Thursday, September 22, 2016

Predicting the Debates

In a few days, we will have the first of three presidential debates, between Donald Trump and Hillary Clinton.  As the polling, such as we can assess it across the various media, shows an even race, one might think that the debates could make a big difference.

And they might, depending on what outcomes may occur.

There are, of course, different kinds of outcomes.  One or the other candidate (or both) could have a really good debate, answering the questions presidentially, saying some good things, appearing like someone you could vote for.  Similarly, one or the other candidate (or both) could give a memorably bad answer to something, whether a question that someone should be able to do better on, or to some unimportant "gotcha" question ("Can you name the capital city of Togo", or "Who is the eighth avatar of Vishnu" -- that sort of thing).

Most likely, a truly unbiased observer would walk away thinking that nothing important had happened, that both candidates' supporters would walk away thinking their candidate had "won", and the polls would not be moved.  After all, that's the typical outcome; the rare one is a debate such as the one where Mitt Romney crushed an unprepared and bumbling Barack Obama in 2012.  And we know how that election ended.

Remembering that the electorate pretty much already has an unalterable understanding of Hillary Clinton, it would seem that you could forecast this only in terms of her opponent.  That is, the first debate is very likely a test only of Donald Trump (i.e., Hillary will be so predictably "herself" that unless she faints mid-debate, little she says or does will be memorable).  Either he does well, or he doesn't.

So let's ask ourselves, what does "does well" mean?
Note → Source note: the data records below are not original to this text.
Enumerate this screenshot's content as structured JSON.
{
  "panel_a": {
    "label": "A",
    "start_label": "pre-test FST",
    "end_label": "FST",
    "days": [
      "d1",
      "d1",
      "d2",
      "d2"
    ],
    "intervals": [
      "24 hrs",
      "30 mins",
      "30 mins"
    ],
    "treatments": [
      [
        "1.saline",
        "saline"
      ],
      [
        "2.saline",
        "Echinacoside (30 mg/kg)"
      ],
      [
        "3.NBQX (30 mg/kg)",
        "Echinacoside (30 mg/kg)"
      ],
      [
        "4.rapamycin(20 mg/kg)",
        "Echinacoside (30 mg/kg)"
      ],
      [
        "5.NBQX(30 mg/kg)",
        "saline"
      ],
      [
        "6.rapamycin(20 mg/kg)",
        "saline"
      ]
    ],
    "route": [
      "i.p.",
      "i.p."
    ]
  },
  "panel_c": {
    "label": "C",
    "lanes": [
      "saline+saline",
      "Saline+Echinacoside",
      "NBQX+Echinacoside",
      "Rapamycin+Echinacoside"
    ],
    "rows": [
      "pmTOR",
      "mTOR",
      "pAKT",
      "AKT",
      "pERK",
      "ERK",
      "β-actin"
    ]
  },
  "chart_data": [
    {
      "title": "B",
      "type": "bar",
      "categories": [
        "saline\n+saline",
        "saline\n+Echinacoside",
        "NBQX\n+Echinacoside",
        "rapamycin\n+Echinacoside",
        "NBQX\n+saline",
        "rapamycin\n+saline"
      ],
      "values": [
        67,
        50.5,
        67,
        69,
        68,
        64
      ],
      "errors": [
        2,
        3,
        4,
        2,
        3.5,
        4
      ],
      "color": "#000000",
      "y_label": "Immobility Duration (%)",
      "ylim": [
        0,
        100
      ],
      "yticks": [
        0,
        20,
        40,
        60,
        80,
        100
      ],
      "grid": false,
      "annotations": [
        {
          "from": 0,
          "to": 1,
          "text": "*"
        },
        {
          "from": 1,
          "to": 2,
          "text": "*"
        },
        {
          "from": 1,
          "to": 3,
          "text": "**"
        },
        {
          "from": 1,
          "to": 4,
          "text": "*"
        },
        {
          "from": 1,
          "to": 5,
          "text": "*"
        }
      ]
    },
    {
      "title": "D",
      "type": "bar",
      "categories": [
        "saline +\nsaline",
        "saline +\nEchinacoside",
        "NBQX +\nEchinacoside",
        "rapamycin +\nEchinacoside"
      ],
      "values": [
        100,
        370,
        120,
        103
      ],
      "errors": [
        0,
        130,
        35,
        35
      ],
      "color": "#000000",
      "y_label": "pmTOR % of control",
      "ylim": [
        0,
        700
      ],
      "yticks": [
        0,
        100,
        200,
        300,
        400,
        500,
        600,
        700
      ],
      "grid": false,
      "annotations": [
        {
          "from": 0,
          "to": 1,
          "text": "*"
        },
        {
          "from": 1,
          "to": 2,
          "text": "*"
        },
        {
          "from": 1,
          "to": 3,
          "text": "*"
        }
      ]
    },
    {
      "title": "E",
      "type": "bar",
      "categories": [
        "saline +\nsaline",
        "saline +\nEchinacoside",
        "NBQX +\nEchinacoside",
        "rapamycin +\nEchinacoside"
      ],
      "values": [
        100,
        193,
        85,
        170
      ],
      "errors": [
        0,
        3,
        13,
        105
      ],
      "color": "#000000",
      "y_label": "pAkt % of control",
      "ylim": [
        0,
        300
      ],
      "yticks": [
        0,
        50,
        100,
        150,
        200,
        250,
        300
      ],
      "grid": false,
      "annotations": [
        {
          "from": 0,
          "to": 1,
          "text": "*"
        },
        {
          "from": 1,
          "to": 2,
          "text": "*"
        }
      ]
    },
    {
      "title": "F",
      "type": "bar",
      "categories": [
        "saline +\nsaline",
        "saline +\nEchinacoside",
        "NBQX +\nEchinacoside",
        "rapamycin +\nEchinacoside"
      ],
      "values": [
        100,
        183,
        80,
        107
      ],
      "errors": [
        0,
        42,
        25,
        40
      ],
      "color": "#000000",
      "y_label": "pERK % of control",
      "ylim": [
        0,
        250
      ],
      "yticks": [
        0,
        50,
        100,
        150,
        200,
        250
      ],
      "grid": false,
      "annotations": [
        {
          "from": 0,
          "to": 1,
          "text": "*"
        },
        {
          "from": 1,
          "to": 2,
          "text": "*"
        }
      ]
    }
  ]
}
Not to invoke the soft bigotry of low expectations, but I don't think the bar is really that high for Trump.  If he is able to provide relatively reasonable answers to all the questions, and rationalize his views and his approaches, he does well.  If he is able to avoid getting baited by Hillary into anger or excessive verbal force, he does well.  If he is able to minimize the platitudes and the "Trust me, we'll make America great again" answers and actually keep with the plans, he does well.

Most of all, if he is able to do the above and convey the sense that his team -- the people he would lean on for Cabinet posts and advisory positions -- will be strong, well-respected people and that he will take their advice, he wins.  That is a really undervalued thing, but remember that Reagan's success was in part from the fact that he leaned on experts, debated their advice, and then acted on principle.

For Trump to convey that approach is to temper his own perceived strength and passion with faith in good advice, and that's actually a good mellowing of his perceived ego.

Either way, it will be instructive (perhaps) to see how the media respond afterward.  Hillary will, as I said, be so predictable that it will be hard for her minions in the press to expand that anticipated performance into wonderfulness.  Hillary is, of course, not very wonderful, and there are 50,000 emails found and 30,000 missing ones attesting to that, but I don't expect the moderators to press any of that stuff with her.

I'll watch it, certainly, although I suspect that my interpretation of the results may be slightly at odds with the next-day reporting.

I do know that, whatever happens, it ain't changing my vote.